All Souls College was founded on 20 May 1438 by Archbishop Chichele of Canterbury and Henry VI of England, as a memorial to those who died in the Hundred Years’ War. The statutes provided for a warden and 40 fellows — all to take Holy Orders; 24 to study arts, philosophy and theology; and 16 to study civil or canon law.

Architecturally, it is one of the most interesting and most splendid buildings in Oxford. Its layout is a T-pattern. It is not homogenous. The archeological variety and beauty is manifested particularly in its two principal elements, the Front (or Old) Quadrangle and the North (or Great) Quadrangle. The Great Quad was completed in 1733 and it is famous for its imposing twin towers designed by Hawksmoor and Wren’s sundial that moved here in 1658.

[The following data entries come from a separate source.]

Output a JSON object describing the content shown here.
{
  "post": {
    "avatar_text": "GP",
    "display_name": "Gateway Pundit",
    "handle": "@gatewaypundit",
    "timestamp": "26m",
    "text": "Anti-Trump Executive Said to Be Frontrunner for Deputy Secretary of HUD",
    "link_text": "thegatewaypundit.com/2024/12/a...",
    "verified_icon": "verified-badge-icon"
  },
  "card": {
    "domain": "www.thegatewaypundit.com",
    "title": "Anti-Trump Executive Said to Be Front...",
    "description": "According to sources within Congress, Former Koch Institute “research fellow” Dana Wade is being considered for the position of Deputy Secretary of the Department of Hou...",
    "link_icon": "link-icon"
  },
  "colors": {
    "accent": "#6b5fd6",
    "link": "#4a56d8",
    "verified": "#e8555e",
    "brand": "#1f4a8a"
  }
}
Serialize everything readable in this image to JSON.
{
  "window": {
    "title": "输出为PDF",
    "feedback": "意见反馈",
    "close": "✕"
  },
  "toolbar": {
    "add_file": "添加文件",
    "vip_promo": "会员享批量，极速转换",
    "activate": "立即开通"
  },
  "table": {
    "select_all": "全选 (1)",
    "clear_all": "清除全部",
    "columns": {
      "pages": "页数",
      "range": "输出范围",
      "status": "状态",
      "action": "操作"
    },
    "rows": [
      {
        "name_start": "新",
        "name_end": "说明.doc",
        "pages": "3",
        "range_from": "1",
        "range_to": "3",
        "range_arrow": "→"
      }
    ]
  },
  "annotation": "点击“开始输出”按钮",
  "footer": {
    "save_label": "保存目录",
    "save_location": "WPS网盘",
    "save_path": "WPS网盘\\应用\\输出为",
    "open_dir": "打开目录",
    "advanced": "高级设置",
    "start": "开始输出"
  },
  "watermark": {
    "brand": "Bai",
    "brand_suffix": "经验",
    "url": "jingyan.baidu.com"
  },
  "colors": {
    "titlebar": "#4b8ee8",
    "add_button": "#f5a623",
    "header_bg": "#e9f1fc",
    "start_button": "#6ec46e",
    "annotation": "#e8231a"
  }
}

Immediately after the establishment of the College, the chapel started to be built. It was finished in 1442 by mason Richard Chevynton of Abingdon. The carved reredos is from 1447, but it has been completely rebuilt after its destruction by Puritans. The roof of the chapel was probably designed by John Branche, but the angels were made by a carver, Richard Tyllok. The present chapel is strongly marked by 18th and 19th century tastes. The green-and-gold screen was designed by Sir James Thornhill in 1716. The College's Codrington Library was built with the bequest of Christopher Codrington.

Today the College is primarily an academic research institution at the University of Oxford, having strong ties to the public domain.